Nicolas Tran, BCPS, PharmD
PGY-2 Critical Care Pharmacy Resident
Tampa General Hospital
Tampa, Florida
Disclosure information not submitted.
Kevin Ferguson, PharmD, BCPS, BCCCP
Critical Care Pharmacist
Tampa General Hospital, United States
Disclosure information not submitted.
Zachary Stachura, MD
Pulmonary Critical Care Physician
University of South Florida, United States
Disclosure information not submitted.
Chakrapol Sriaroon, MD
Pulmonary Critical Care Physician
University of South Florida, United States
Disclosure information not submitted.
Title: Evaluation of outcomes with inhaled epoprostenol (iEPO) in non-intubated ICU patients with COVID-19
Introduction: Coronavirus disease 2019 (COVID-19) emerged in 2019 causing a global pandemic. ICU patients often fit criteria for acute respiratory distress syndrome (ARDS). Therefore, their management is extrapolated from ARDS strategies including proning, lung-protective ventilator strategies, neuromuscular blockade, and other therapies such as iEPO. Our institution utilizes iEPO in non-intubated COVID-19 ICU patients through a closed-circuit aerosolized system. The goal of our study is to evaluate if the initiation of iEPO prevented intubation in non-intubated ICU patients with COVID-19.
Methods: A single-centered, IRB-exempt, retrospective chart review was performed on non-intubated adult ICU patients with COVID-19 who were administered iEPO between March 2020 to February 2021. Demographics, O2 requirements, blood gases pre-post iEPO initiation, and O2 saturations were collected. Our primary outcome was the percentage of patients who required intubation post iEPO initiation.
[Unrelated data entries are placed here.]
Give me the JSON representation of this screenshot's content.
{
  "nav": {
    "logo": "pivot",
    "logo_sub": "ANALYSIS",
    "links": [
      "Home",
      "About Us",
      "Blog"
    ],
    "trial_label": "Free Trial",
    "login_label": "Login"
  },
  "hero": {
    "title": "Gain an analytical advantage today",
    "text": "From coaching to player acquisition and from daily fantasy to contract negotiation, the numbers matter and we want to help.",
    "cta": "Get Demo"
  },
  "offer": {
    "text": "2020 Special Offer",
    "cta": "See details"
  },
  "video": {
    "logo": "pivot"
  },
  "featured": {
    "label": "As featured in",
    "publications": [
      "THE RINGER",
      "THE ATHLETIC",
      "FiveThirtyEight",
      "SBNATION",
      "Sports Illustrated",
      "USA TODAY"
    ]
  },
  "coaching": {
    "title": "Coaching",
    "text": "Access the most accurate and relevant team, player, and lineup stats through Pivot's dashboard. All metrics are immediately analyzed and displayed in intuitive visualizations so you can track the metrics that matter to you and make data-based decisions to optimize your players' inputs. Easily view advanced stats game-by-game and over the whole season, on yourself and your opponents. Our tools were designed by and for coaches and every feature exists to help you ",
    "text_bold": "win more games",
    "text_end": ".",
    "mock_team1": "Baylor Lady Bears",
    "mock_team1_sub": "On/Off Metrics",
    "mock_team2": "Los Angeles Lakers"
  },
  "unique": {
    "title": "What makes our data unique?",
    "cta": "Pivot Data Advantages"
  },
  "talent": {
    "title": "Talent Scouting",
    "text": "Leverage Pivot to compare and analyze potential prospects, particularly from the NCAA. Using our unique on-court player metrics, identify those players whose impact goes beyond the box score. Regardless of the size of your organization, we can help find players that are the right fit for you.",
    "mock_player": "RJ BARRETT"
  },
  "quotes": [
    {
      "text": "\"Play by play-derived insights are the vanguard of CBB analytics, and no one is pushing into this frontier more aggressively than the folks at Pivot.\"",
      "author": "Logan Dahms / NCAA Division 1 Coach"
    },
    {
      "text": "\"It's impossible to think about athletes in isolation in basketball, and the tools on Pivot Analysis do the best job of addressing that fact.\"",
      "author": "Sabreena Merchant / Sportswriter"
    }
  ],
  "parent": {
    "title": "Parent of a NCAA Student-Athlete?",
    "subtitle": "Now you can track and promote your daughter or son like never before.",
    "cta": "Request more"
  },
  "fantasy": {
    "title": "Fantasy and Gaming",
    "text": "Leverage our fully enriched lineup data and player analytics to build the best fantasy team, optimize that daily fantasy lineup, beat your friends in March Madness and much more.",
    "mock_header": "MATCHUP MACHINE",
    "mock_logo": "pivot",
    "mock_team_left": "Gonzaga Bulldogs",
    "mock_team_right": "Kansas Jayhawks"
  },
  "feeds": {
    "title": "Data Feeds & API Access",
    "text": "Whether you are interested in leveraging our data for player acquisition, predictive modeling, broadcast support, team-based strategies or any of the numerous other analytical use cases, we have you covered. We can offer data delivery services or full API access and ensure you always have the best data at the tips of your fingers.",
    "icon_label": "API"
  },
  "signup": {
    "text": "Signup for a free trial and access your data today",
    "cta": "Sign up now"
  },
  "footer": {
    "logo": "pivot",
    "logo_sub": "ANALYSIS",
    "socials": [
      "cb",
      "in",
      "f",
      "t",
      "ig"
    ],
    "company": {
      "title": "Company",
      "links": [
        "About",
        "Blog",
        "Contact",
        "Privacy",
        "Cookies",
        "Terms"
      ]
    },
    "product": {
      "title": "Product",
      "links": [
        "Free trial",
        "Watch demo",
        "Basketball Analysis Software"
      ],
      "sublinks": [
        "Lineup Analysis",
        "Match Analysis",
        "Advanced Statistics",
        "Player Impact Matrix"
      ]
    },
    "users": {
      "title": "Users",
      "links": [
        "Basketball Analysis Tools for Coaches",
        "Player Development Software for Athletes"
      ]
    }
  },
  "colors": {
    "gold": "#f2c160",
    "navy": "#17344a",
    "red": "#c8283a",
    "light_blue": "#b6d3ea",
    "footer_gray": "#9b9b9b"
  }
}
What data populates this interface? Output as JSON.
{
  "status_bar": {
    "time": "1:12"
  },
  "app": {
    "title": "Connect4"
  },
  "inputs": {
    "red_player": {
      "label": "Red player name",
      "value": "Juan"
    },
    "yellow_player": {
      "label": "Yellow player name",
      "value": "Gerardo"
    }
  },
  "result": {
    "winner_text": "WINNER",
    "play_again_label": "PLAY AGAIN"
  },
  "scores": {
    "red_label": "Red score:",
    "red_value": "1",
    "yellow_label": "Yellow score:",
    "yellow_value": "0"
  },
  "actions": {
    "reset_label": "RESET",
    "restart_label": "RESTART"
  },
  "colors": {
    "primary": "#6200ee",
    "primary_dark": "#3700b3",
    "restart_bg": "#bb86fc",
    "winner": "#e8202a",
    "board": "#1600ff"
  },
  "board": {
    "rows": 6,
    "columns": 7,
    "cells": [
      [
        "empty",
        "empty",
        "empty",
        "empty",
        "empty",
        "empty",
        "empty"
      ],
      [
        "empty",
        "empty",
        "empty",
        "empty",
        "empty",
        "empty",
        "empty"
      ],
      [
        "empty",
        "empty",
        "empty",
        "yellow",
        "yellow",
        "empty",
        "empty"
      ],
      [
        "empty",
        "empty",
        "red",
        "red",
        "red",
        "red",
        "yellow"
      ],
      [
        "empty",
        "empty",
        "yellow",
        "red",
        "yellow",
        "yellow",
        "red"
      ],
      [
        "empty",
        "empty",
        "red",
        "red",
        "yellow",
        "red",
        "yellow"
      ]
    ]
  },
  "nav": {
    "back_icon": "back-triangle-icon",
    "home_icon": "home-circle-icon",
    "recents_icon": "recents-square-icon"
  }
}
Results: Of 151 patients, 98 were included in our analysis. 53 patients were excluded due to intubation prior to the post-iEPO initiation blood gas or missing data. Most patients were Caucasian males with an average 7-day presentation from symptom onset. 95% of patients were on heated high-flow nasal cannula with a minimum of 40 liters of O2 at 40% of FiO2 or more prior to iEPO initiation. A total of 62 patients (63.3%) required intubation post iEPO initiation. The median time to intubation after iEPO initiation was 18.8 hours. In patients with an arterial blood gas within 24 hours of iEPO initiation, there was no significant improvement in PaO2:FiO2 ratio after iEPO initiation (127.3 ± 68.8 vs 138.9 ± 134.7; p=0.521).
Conclusions: Initiation of iEPO in non-intubated ICU patients did not prevent intubation in 63.3% of patients. Also, there were no significant improvements in PaO2:FiO2 ratios in patients who received iEPO. This study adds to the questionable benefits of iEPO in ARDS patients due to COVID-19. The median time to intubation for patients who were initiated on iEPO was 18.8 hours. Further studies are needed to determine if iEPO improves outcomes in non-intubated patients and an appropriate duration for iEPO therapy.